In formal terms the research proceeds on the basis of the following definition of the word “problem”.

A problem relating to real-world manifestations of human activity systems is a condition characterised by a sense of mismatch, which eludes precise definition, between what is perceived to be actuality and what is perceived might become actuality.

In the early stages of the research it was accepted that whereas the definition of structured problems implies what will be accepted as “a solution”, unstructured problems – the concern of the research – must not be pressed into a structured form but must somehow be tackled in the absence of any firm definition of them. They are conditions to be alleviated rather than problems to be solved.

(Checkland, 1981, p. 155)


Systems thinking on “solutions” = to improve the problem situation (Hicks, 2004)

25 October 2010

The first stage in an SSM (Soft System Methodology) investigation involves the careful observation of the problem situation with all its intricate details, and the recording of all that is perceived. This involves collecting qualitative data – such as attitudes and opinions concerning the problem situation, including reactions to our intervention in matters (as external consultants) – as well as quantitative data, and recording this in the form of a “picture”. In this way we try to capture as much as possible of the richness of the real situation. Following this, the essence of these observations is encapsulated in brief descriptions of human activity systems that we hope may later provide relevant insights into the problem situation.

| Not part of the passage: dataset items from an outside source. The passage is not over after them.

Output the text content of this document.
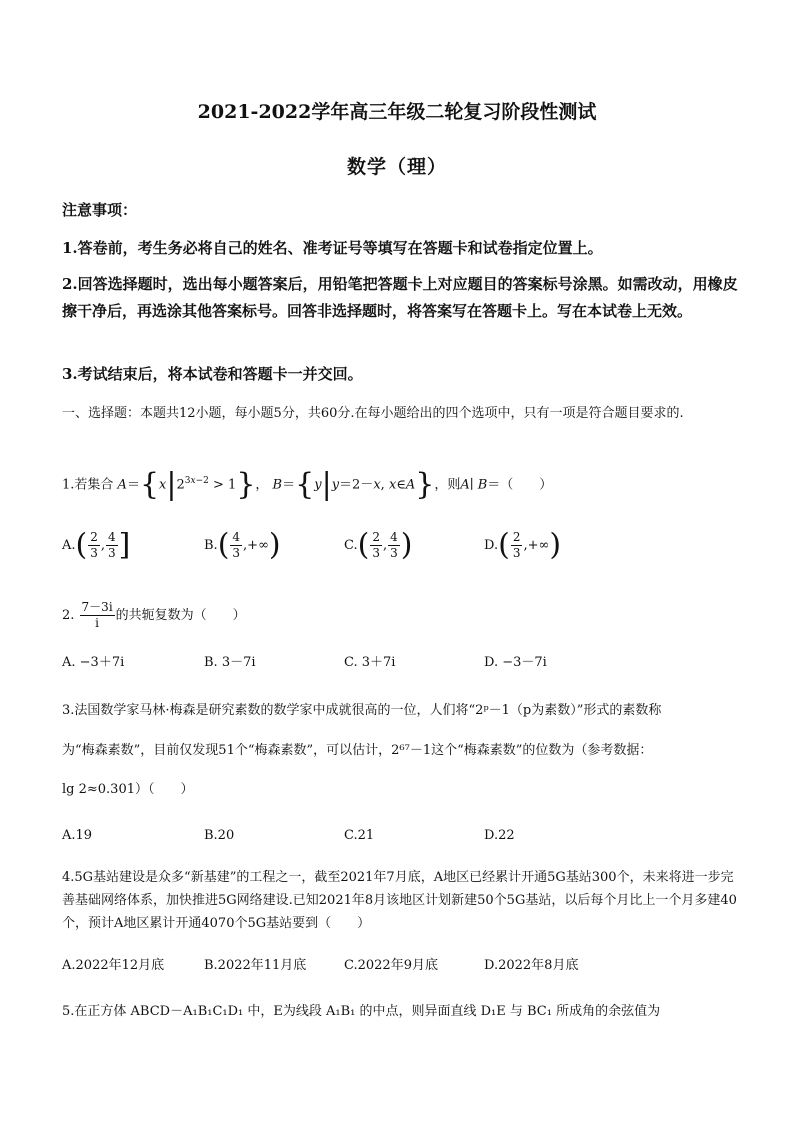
2021-2022学年高三年级二轮复习阶段性测试
数学（理）
注意事项：
1.答卷前，考生务必将自己的姓名、准考证号等填写在答题卡和试卷指定位置上。
2.回答选择题时，选出每小题答案后，用铅笔把答题卡上对应题目的答案标号涂黑。如需改动，用橡皮擦干净后，再选涂其他答案标号。回答非选择题时，将答案写在答题卡上。写在本试卷上无效。
3.考试结束后，将本试卷和答题卡一并交回。
一、选择题：本题共12小题，每小题5分，共60分.在每小题给出的四个选项中，只有一项是符合题目要求的.
1.若集合 $A=\{x|2^{3x-2} > 1\}$， B＝{y|y＝2－x, x∈A}，则A∣ B＝（　　）
$A.( \frac{2}{3}$ , $\frac{4}{3}$ ]	$B.( \frac{4}{3}$ ,+∞)	$C.( \frac{2}{3}$ , $\frac{4}{3}$ )	$D.( \frac{2}{3}$ ,+∞)
2. $\frac{7-3i}{i}$ 的共轭复数为（　　）
A. −3＋7i	B. 3－7i	C. 3＋7i	D. −3－7i
3.法国数学家马林·梅森是研究素数的数学家中成就很高的一位，人们将“2ᵖ－1（p为素数）”形式的素数称
为“梅森素数”，目前仅发现51个“梅森素数”，可以估计，2⁶⁷－1这个“梅森素数”的位数为（参考数据：
lg 2≈0.301）（　　）
A.19	B.20	C.21	D.22
4.5G基站建设是众多“新基建”的工程之一，截至2021年7月底，A地区已经累计开通5G基站300个，未来将进一步完善基础网络体系，加快推进5G网络建设.已知2021年8月该地区计划新建50个5G基站，以后每个月比上一个月多建40个，预计A地区累计开通4070个5G基站要到（　　）
A.2022年12月底	B.2022年11月底	C.2022年9月底	D.2022年8月底
5.在正方体 ABCD－A₁B₁C₁D₁ 中，E为线段 A₁B₁ 的中点，则异面直线 D₁E 与 BC₁ 所成角的余弦值为
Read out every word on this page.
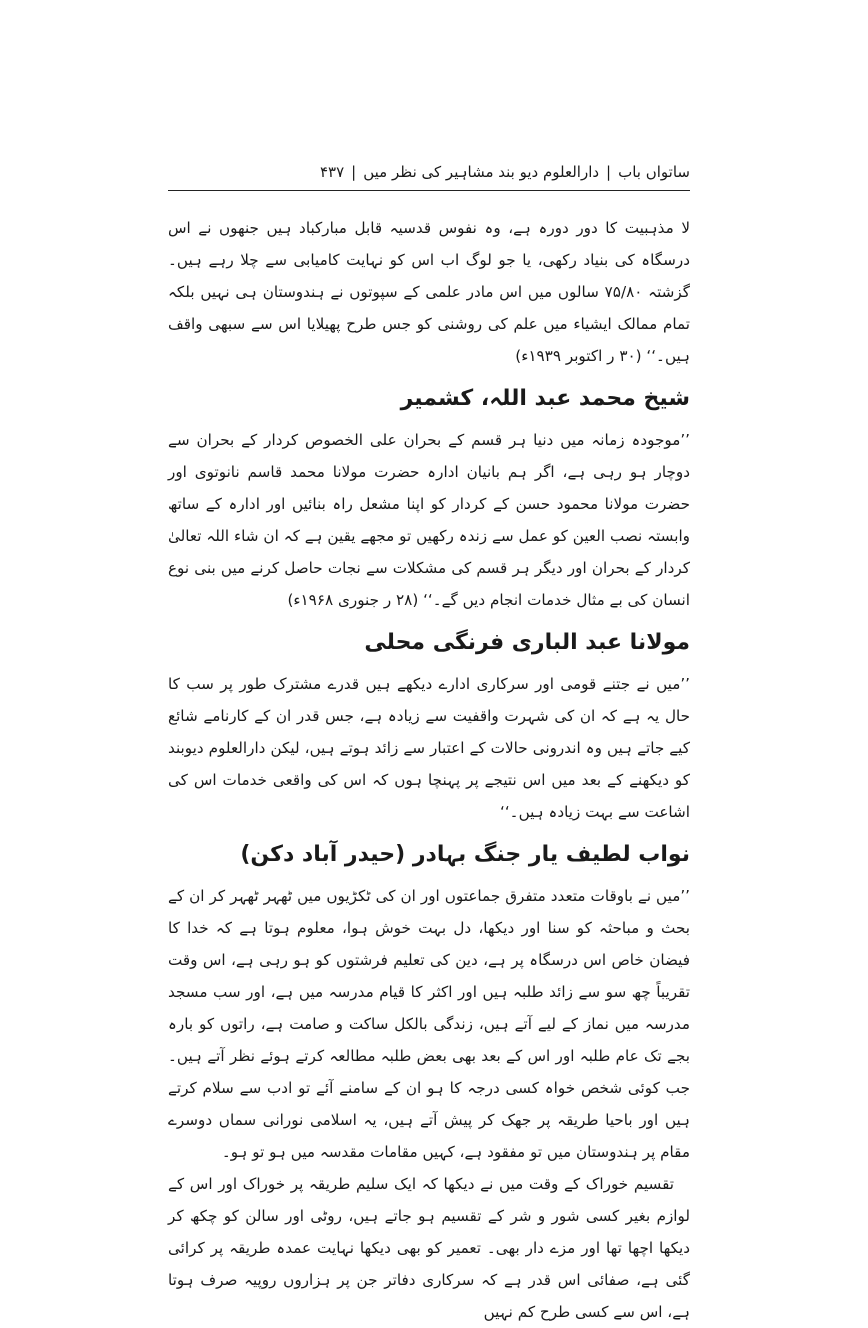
ساتواں باب
|
دارالعلوم دیو بند مشاہیر کی نظر میں
|
۴۳۷

لا مذہبیت کا دور دورہ ہے، وہ نفوس قدسیہ قابل مبارکباد ہیں جنھوں نے اس درسگاہ کی بنیاد رکھی، یا جو لوگ اب اس کو نہایت کامیابی سے چلا رہے ہیں۔ گزشتہ ۷۵/۸۰ سالوں میں اس مادر علمی کے سپوتوں نے ہندوستان ہی نہیں بلکہ تمام ممالک ایشیاء میں علم کی روشنی کو جس طرح پھیلایا اس سے سبھی واقف ہیں۔‘‘ (۳۰ ر اکتوبر ۱۹۳۹ء)

شیخ محمد عبد اللہ، کشمیر

’’موجودہ زمانہ میں دنیا ہر قسم کے بحران علی الخصوص کردار کے بحران سے دوچار ہو رہی ہے، اگر ہم بانیان ادارہ حضرت مولانا محمد قاسم نانوتوی اور حضرت مولانا محمود حسن کے کردار کو اپنا مشعل راہ بنائیں اور ادارہ کے ساتھ وابستہ نصب العین کو عمل سے زندہ رکھیں تو مجھے یقین ہے کہ ان شاء اللہ تعالیٰ کردار کے بحران اور دیگر ہر قسم کی مشکلات سے نجات حاصل کرنے میں بنی نوع انسان کی بے مثال خدمات انجام دیں گے۔‘‘ (۲۸ ر جنوری ۱۹۶۸ء)

مولانا عبد الباری فرنگی محلی

’’میں نے جتنے قومی اور سرکاری ادارے دیکھے ہیں قدرے مشترک طور پر سب کا حال یہ ہے کہ ان کی شہرت واقفیت سے زیادہ ہے، جس قدر ان کے کارنامے شائع کیے جاتے ہیں وہ اندرونی حالات کے اعتبار سے زائد ہوتے ہیں، لیکن دارالعلوم دیوبند کو دیکھنے کے بعد میں اس نتیجے پر پہنچا ہوں کہ اس کی واقعی خدمات اس کی اشاعت سے بہت زیادہ ہیں۔‘‘

نواب لطیف یار جنگ بہادر (حیدر آباد دکن)

’’میں نے باوقات متعدد متفرق جماعتوں اور ان کی ٹکڑیوں میں ٹھہر ٹھہر کر ان کے بحث و مباحثہ کو سنا اور دیکھا، دل بہت خوش ہوا، معلوم ہوتا ہے کہ خدا کا فیضان خاص اس درسگاہ پر ہے، دین کی تعلیم فرشتوں کو ہو رہی ہے، اس وقت تقریباً چھ سو سے زائد طلبہ ہیں اور اکثر کا قیام مدرسہ میں ہے، اور سب مسجد مدرسہ میں نماز کے لیے آتے ہیں، زندگی بالکل ساکت و صامت ہے، راتوں کو بارہ بجے تک عام طلبہ اور اس کے بعد بھی بعض طلبہ مطالعہ کرتے ہوئے نظر آتے ہیں۔ جب کوئی شخص خواہ کسی درجہ کا ہو ان کے سامنے آئے تو ادب سے سلام کرتے ہیں اور باحیا طریقہ پر جھک کر پیش آتے ہیں، یہ اسلامی نورانی سماں دوسرے مقام پر ہندوستان میں تو مفقود ہے، کہیں مقامات مقدسہ میں ہو تو ہو۔

تقسیم خوراک کے وقت میں نے دیکھا کہ ایک سلیم طریقہ پر خوراک اور اس کے لوازم بغیر کسی شور و شر کے تقسیم ہو جاتے ہیں، روٹی اور سالن کو چکھ کر دیکھا اچھا تھا اور مزے دار بھی۔ تعمیر کو بھی دیکھا نہایت عمدہ طریقہ پر کرائی گئی ہے، صفائی اس قدر ہے کہ سرکاری دفاتر جن پر ہزاروں روپیہ صرف ہوتا ہے، اس سے کسی طرح کم نہیں
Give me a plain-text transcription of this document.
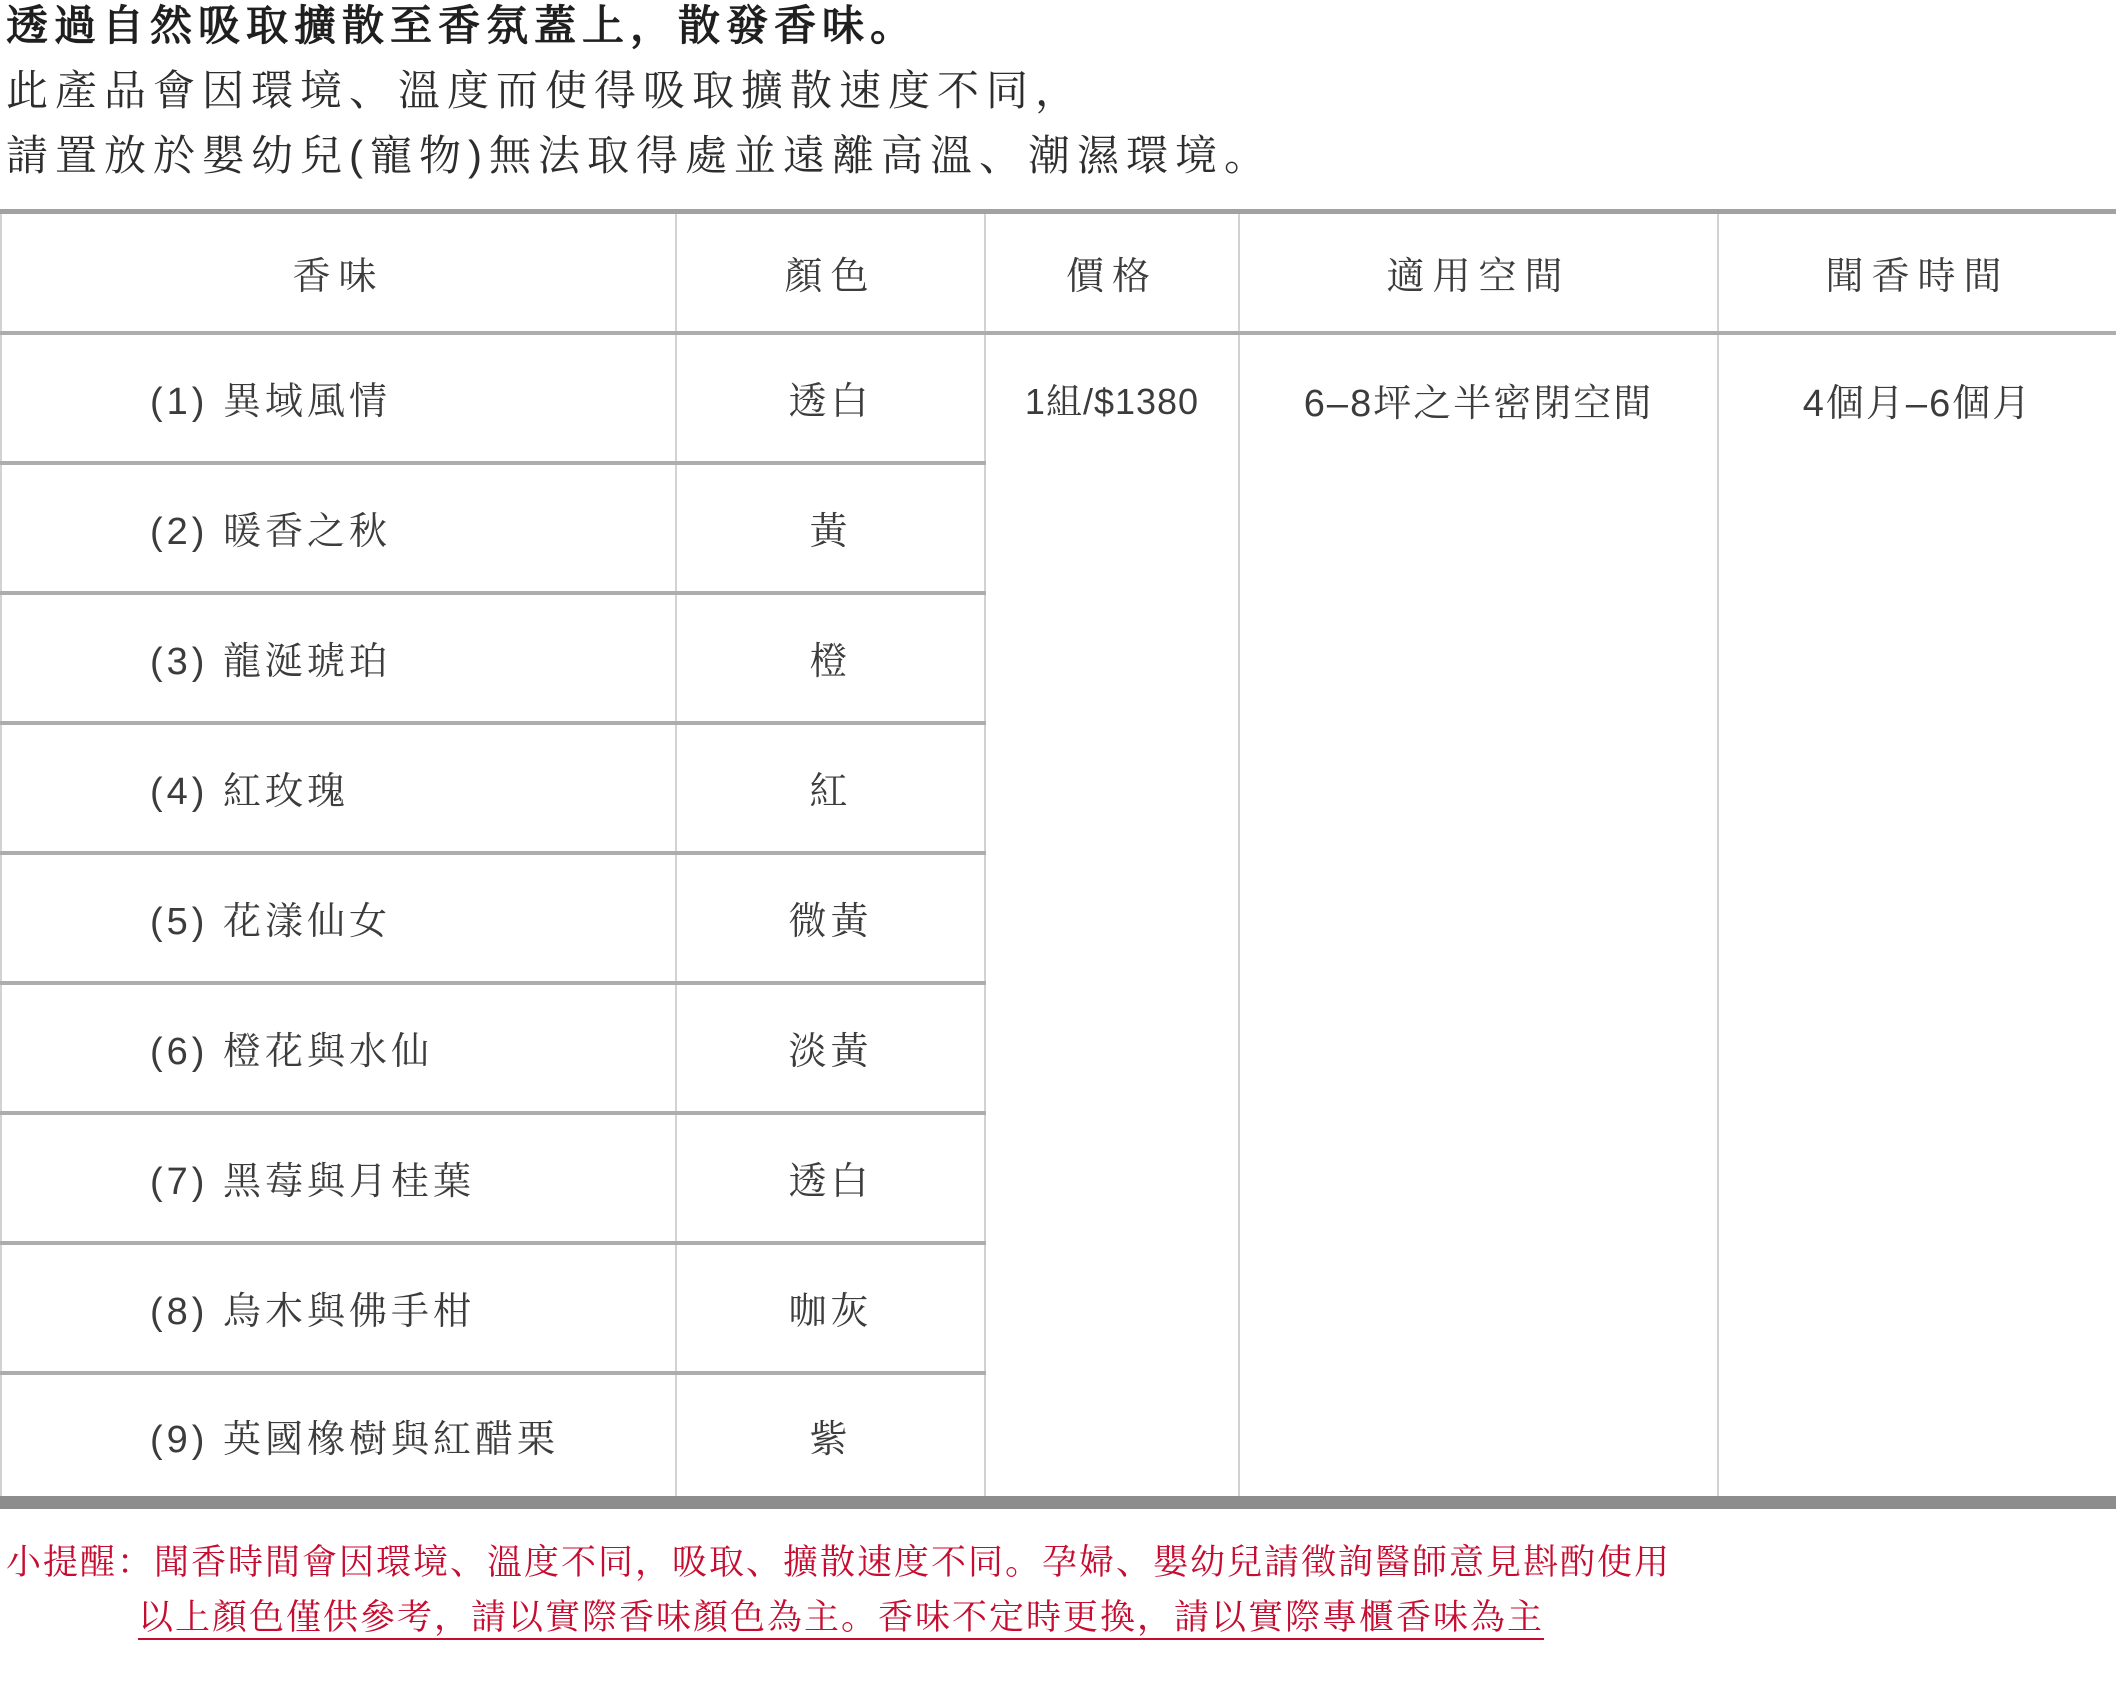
透過自然吸取擴散至香氛蓋上，散發香味。

此產品會因環境、溫度而使得吸取擴散速度不同，

請置放於嬰幼兒(寵物)無法取得處並遠離高溫、潮濕環境。

香味	顏色	價格	適用空間	聞香時間
(1) 異域風情	透白	1組/$1380	6–8坪之半密閉空間	4個月–6個月

(2) 暖香之秋	黃			
(3) 龍涎琥珀	橙			
(4) 紅玫瑰	紅			
(5) 花漾仙女	微黃			
(6) 橙花與水仙	淡黃			
(7) 黑莓與月桂葉	透白			
(8) 烏木與佛手柑	咖灰			
(9) 英國橡樹與紅醋栗	紫			

小提醒：聞香時間會因環境、溫度不同，吸取、擴散速度不同。孕婦、嬰幼兒請徵詢醫師意見斟酌使用

以上顏色僅供參考，請以實際香味顏色為主。香味不定時更換，請以實際專櫃香味為主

Then models of these systems that are consistent with the different viewpoints expressed within the descriptions are drawn. Finally, several comparisons are made of the models with the observations of the real-world situation, which are used in a discussion with the problem owners to suggest systemically desirable and culturally feasible changes that it is hoped will lead to improvements in the problem situation. Note that, unlike many other problem-solving processes, SSM does not explicitly attempt to identify problems, but through its iterative “learning” process it is intended to make changes to the problem situation such that whatever the problem were they no longer exist.